Marketing Service Agreements may be more dangerous than Affiliated Business Arrangements
Federal Title is an independent title company, which means that, unlike most of our competitors, we do not enter into Affiliated Business Arrangements (“ABAs”) or Marketing Service Agreements (“MSAs”) with lenders and/or real estate agents.
An ABA is an arrangement where someone who is in a position to refer settlement business has an affiliate relationship with or an ownership interest in a provider of settlement services and refers business to that provider. An example of this would be a real estate brokerage that has part ownership of a title company and refers business to the title company.
ABAs are permitted under the Real Estate Settlement Procedures Act of 1974 (“RESPA”) as long as certain requirements are met.
An MSA is an arrangement under which a settlement service provider, such as a real estate broker, agrees to market and promote another provider’s services, such as that of a title company, in exchange for payment. MSAs are viewed as falling under a provision in RESPA that allows for “the payment to any person . . . for services actually performed.”
MSAs are becoming more and more popular amongst real estate brokerages and title companies here in the DC area.
We think that these types of arrangements are bad for consumers.
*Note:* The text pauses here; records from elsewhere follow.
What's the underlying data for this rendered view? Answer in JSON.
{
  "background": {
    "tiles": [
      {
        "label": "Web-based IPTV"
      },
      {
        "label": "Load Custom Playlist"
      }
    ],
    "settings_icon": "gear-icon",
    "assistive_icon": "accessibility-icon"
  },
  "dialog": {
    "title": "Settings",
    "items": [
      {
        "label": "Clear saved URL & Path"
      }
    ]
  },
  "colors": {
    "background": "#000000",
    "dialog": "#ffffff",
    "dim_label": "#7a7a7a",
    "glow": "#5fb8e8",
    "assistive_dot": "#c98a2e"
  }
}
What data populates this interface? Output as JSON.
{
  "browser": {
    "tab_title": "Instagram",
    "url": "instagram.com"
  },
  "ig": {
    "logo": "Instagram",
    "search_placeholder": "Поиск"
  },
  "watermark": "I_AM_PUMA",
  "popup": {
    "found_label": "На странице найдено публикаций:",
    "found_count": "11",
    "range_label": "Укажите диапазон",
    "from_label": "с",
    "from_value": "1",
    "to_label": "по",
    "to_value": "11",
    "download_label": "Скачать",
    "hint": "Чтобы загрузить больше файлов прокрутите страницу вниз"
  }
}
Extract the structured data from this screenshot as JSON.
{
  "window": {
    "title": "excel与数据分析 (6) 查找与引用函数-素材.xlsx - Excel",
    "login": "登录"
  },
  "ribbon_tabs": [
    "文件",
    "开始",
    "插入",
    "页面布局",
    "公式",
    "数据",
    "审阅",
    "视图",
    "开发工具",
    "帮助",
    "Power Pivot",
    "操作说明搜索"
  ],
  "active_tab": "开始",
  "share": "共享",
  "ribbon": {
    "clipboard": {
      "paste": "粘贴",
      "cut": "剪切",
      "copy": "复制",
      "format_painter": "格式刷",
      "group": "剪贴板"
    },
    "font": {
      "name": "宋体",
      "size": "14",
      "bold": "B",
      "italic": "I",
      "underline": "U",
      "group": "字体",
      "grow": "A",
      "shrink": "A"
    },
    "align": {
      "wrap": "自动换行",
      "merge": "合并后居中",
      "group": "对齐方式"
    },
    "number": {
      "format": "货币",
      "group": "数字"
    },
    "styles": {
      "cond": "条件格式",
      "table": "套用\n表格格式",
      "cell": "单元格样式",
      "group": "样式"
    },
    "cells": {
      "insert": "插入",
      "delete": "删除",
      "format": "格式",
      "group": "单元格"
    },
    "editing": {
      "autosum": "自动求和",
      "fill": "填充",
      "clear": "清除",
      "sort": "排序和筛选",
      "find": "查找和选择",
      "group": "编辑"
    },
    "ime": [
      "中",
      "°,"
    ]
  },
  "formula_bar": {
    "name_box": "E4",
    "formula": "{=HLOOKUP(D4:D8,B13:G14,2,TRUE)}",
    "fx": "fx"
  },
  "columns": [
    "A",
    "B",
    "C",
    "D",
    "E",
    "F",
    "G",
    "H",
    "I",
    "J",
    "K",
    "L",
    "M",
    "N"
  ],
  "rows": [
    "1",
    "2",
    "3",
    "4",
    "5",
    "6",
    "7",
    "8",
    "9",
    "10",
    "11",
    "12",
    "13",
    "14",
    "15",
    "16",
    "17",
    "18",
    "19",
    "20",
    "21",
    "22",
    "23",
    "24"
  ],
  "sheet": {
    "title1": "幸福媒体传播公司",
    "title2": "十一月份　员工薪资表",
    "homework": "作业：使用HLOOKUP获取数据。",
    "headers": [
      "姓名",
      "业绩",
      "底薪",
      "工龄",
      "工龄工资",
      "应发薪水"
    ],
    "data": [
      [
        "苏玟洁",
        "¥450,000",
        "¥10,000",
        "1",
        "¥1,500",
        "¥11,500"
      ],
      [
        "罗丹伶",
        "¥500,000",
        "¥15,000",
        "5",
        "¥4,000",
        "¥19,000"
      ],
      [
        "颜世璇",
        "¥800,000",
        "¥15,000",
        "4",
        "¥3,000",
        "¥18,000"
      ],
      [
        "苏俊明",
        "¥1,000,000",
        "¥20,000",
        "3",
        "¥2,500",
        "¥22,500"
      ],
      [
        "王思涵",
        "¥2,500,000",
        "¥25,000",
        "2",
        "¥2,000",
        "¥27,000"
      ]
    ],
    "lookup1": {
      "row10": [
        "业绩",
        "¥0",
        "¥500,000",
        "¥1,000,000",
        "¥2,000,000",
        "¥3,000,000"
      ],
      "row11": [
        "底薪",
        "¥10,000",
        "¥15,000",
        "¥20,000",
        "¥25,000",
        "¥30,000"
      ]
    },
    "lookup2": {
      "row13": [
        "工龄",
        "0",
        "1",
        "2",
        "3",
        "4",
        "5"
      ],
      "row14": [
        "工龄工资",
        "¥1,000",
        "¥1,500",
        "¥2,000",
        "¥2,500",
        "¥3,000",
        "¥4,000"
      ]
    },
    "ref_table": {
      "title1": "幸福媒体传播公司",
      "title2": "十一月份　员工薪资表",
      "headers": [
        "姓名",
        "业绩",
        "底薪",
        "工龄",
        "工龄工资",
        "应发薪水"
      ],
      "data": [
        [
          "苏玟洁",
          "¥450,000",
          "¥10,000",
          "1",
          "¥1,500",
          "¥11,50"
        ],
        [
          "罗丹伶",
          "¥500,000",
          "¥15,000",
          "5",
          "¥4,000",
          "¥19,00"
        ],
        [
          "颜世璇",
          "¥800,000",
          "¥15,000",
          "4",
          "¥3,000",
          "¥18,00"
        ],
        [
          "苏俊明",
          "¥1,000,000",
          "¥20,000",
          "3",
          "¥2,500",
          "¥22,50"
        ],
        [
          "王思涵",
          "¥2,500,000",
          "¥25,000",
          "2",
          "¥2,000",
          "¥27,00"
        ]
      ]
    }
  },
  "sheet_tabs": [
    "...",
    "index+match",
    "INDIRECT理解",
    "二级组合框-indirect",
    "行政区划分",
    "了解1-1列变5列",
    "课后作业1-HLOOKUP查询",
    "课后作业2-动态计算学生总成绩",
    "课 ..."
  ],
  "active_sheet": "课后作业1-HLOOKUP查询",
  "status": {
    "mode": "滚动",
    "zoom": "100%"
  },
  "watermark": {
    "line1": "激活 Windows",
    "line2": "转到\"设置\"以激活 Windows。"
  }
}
Many times homebuyers are not adequately made aware that choosing a title company is their choice. Second, when a Realtor refers their client to the “in-house” affiliate title company, chances are good the client will pay more in settlement fees, since they are not shopping for title services. Third, the affiliate title company is more likely to turn a blind eye and insure over potential title or marketability issues relating to the property, because the affiliate title company’s allegiance extends to the referral source.
We are not alone in our belief that these arrangements are bad for consumers. Consumer advocate groups, such as CAARE, have spoken out against ABAs.
Moreover, the Consumer Financial Protection Bureau (“CFPB”), the government agency that is now responsible for policing RESPA violations on behalf of consumers, has been focusing on ABAs. It recently entered into a settlement agreement with a Texas homebuilder and lender regarding the alleged violation of RESPA rules with respect to ABAs.
In many cases, ABAs are merely shams that operate to allow for payment for the referral of business, which is illegal under RESPA.
What about MSAs? How do they fit under RESPA? In some ways, they may be even more dangerous for the consumer than ABAs. One of the requirements for ABAs under RESPA is that the consumer must be informed in writing of an affiliated business arrangement. In contrast, there is no requirement under RESPA that an MSA be disclosed to the consumer. And MSAs, just like ABAs, can operate as shams that allow for the improper funneling of referral fees.
A federal class action lawsuit filed in March of this year in the U.S. District Court for the District of Maryland sheds some light on these arrangements.
In that lawsuit the plaintiffs allege that a title company paid a real estate brokerage as much as $12,000 a month in exchange for referrals under a sham MSA that was not disclosed to the plaintiffs, which resulted in depriving the plaintiffs of competition between settlement providers.
The plaintiffs were referred to the title company by their real estate agent and used the title company for their home purchase closing. The lawsuit seeks $11.2 million in damages against the real estate company, the real estate brokerage, the real estate agent, the title company and the president of the title company.
With all of the potential dangers of MSAs, you can expect that they will be reviewed by the CFPB in the near future. If you are a Realtor, would your broker’s MSA survive the CFPB’s scrutiny? If you are a homebuyer, did your Realtor just refer you to a title company with whom they have an MSA?